One key reflection that has been confirmed and reinforced through the summit is that AMR cannot be tackled by life sciences alone–or by social (which includes economic) and behavioral sciences alone for that matter, but the former tends to be less obvious. Without being informed by social and behavioral insights, newly developed antimicrobials are still going to be misused and overused by humans, for human health as well as for animal and plant health.

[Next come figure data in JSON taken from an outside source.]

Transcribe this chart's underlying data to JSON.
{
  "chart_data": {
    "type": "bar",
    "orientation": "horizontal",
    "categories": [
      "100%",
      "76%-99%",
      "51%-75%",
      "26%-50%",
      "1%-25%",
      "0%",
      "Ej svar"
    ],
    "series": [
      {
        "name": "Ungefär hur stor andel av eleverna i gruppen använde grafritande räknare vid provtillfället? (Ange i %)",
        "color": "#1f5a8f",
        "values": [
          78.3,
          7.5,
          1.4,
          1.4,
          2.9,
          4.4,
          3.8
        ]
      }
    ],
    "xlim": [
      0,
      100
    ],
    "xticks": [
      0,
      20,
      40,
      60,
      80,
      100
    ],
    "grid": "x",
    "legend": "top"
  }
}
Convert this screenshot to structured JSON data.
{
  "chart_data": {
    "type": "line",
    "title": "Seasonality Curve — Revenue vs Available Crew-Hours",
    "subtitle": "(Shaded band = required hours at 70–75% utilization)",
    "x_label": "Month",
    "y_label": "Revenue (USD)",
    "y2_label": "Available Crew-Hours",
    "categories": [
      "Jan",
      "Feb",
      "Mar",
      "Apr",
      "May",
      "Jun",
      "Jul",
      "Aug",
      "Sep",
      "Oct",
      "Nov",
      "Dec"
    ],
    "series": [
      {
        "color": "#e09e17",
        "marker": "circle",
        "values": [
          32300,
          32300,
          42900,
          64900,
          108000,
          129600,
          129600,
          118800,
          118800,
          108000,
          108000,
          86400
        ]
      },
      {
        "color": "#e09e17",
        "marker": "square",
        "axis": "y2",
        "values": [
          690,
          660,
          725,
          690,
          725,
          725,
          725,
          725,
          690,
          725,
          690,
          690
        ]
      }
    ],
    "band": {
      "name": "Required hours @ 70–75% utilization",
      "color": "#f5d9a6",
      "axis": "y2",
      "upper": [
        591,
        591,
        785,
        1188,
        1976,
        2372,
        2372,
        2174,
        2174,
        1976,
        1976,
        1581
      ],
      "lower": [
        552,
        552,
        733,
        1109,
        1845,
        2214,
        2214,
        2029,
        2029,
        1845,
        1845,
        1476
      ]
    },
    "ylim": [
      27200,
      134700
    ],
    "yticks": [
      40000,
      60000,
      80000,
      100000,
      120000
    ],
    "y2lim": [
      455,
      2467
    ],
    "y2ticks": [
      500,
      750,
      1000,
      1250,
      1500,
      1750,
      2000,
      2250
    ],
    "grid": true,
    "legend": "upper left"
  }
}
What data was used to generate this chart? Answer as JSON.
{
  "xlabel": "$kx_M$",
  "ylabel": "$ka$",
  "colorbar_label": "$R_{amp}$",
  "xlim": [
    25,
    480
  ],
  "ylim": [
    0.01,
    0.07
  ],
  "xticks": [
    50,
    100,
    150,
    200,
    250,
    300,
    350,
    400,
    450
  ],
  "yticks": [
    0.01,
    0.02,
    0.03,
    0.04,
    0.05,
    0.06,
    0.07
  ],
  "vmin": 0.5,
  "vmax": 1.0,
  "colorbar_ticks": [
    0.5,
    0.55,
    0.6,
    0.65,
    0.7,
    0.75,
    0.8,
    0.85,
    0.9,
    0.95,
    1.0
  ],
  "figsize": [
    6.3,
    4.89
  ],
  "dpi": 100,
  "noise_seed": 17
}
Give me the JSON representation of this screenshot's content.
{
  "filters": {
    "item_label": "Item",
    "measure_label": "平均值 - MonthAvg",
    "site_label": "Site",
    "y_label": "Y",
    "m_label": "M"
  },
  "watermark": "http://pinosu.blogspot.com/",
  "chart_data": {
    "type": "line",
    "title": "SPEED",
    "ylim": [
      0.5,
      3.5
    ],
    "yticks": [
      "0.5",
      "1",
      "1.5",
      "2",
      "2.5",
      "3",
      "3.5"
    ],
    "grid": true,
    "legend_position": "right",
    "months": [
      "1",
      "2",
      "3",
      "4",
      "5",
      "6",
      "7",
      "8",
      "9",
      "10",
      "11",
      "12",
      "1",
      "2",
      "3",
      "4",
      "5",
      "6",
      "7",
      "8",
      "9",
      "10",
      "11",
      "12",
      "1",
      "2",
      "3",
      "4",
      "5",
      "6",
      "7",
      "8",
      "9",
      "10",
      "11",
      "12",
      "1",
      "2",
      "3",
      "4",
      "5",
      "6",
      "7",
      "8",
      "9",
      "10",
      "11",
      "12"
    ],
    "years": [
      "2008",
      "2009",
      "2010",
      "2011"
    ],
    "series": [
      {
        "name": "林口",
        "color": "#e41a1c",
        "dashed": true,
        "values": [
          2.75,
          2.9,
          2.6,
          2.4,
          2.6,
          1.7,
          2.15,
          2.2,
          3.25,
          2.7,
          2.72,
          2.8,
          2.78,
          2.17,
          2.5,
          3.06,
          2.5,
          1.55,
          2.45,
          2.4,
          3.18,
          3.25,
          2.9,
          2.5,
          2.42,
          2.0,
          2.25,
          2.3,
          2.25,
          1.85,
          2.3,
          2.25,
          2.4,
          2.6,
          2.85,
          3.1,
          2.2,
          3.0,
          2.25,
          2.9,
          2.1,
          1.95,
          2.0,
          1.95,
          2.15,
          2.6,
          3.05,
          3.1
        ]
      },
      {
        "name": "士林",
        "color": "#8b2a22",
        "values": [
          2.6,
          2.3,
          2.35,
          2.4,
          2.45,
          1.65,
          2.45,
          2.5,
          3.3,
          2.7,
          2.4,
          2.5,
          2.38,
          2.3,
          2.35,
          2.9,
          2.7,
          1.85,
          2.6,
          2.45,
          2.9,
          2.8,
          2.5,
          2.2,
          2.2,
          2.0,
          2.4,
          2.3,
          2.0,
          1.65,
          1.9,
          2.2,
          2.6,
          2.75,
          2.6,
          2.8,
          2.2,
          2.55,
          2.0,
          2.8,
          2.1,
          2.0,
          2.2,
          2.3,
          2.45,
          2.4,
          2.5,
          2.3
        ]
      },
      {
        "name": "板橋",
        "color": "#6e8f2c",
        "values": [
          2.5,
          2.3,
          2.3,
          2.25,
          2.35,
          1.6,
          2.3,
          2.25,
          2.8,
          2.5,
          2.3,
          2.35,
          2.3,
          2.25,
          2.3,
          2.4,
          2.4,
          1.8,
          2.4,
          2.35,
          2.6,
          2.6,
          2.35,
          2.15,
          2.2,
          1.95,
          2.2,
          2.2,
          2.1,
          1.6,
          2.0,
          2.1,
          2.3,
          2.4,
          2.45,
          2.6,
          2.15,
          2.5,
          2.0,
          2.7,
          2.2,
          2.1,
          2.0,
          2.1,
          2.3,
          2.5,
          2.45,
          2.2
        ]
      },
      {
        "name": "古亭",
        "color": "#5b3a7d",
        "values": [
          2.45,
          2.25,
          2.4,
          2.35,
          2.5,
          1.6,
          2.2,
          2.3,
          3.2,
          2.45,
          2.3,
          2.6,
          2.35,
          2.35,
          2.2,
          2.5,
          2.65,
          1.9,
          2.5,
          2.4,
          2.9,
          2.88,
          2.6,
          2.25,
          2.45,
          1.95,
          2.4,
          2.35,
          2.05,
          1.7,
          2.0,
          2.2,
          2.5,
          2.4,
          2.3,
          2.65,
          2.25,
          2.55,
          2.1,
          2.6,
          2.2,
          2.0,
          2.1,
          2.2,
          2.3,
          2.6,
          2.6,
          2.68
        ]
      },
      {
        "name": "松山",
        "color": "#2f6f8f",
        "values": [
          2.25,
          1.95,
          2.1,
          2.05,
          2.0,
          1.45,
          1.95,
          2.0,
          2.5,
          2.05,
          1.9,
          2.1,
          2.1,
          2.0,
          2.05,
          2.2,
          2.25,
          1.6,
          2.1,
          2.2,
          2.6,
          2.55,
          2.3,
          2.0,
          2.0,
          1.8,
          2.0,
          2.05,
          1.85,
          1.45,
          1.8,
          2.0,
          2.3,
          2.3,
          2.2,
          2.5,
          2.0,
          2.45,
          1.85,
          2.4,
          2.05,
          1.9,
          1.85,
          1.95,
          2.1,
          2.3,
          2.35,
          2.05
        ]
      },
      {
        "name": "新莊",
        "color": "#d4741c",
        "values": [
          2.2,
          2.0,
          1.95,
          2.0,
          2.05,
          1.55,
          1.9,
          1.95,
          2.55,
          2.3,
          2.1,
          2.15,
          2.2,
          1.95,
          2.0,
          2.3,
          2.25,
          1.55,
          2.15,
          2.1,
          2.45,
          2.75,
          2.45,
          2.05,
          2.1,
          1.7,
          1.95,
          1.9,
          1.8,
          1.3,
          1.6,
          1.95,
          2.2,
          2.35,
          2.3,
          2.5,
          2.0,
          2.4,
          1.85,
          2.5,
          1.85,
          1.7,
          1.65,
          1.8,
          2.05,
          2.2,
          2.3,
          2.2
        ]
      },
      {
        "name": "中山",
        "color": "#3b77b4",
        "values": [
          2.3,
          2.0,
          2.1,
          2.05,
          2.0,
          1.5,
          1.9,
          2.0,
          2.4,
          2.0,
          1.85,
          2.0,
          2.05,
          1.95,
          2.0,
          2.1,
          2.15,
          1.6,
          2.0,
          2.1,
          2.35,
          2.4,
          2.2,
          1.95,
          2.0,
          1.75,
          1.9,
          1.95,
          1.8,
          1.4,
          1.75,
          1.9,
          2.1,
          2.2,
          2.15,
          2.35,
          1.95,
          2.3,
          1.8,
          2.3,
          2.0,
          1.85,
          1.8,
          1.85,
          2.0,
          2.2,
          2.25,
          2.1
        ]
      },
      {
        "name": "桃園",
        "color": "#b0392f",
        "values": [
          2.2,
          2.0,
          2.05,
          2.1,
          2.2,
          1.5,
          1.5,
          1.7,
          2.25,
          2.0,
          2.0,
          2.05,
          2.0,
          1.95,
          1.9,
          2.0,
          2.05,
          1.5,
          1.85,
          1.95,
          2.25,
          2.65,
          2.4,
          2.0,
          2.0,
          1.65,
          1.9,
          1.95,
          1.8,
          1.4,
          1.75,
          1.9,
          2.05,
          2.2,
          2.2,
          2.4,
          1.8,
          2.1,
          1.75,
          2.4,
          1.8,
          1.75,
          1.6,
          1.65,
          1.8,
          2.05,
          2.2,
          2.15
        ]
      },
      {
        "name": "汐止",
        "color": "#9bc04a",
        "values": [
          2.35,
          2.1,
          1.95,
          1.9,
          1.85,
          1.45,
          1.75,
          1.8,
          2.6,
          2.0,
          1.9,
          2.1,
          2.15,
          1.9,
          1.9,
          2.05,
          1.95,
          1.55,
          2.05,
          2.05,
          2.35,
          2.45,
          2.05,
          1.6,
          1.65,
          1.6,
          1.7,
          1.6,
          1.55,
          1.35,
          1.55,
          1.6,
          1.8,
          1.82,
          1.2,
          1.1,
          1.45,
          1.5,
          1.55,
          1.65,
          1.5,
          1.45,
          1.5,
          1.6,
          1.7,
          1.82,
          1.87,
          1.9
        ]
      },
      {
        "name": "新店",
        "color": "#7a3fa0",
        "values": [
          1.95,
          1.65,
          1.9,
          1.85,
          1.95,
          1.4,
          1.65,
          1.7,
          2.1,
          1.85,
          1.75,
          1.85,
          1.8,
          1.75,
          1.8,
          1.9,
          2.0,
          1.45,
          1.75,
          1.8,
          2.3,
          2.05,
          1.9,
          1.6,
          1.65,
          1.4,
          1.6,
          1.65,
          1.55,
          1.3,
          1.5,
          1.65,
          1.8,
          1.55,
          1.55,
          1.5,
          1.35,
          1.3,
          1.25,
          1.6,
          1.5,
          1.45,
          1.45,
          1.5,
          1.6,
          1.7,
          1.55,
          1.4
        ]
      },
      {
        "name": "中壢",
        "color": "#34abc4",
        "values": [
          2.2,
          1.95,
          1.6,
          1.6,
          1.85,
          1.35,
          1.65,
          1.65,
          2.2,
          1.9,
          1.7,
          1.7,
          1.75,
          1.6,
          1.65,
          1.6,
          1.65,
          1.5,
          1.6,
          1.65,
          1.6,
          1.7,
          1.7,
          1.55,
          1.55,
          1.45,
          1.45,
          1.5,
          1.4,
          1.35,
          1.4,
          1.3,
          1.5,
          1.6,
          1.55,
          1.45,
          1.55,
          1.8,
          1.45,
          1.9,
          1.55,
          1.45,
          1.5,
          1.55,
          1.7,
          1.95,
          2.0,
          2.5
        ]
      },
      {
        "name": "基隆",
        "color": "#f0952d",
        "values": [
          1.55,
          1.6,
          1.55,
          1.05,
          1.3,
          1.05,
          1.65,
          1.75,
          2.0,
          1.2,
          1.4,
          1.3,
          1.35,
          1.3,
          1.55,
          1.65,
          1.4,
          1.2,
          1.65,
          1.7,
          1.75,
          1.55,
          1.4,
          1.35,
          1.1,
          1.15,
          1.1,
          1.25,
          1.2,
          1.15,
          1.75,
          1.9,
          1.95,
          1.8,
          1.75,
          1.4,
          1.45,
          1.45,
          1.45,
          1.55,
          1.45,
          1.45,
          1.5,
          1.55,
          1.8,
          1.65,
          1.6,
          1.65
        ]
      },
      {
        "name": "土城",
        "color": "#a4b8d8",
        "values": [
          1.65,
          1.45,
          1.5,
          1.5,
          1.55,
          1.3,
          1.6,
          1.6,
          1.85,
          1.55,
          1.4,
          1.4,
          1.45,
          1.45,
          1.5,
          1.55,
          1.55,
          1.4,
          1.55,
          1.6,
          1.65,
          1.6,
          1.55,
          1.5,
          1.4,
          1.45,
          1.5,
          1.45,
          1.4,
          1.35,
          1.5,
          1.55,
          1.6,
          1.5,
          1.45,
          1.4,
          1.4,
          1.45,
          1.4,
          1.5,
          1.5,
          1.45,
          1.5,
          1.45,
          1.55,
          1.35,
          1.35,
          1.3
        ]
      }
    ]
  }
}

The uptake of diagnostics when they become available will still be low – and we know that from the uptake of existing diagnostics, whether offered at the pharmacy as the first point of care in low-income settings, or even at hospitals. Without using insights from behavioral science, people will continue being hesitant about vaccines, exhibit unhealthy waste disposal behavior, and engage in activities that make them more susceptible to infections. At the end of the day, understanding context means genuinely letting people take the lead in informing us researchers about their environments and the types of solutions and interventions they need and not the other way around. One of the points mentioned in the summit that has really stuck with me was that genuine co-design is not going with a ‘half-baked cake’ and seeking validation from the community to say ‘look at this cake that we baked together’. Thank you Brett Sutton AO, Director of Health and Biosecurity at CSIRO for framing this so nicely.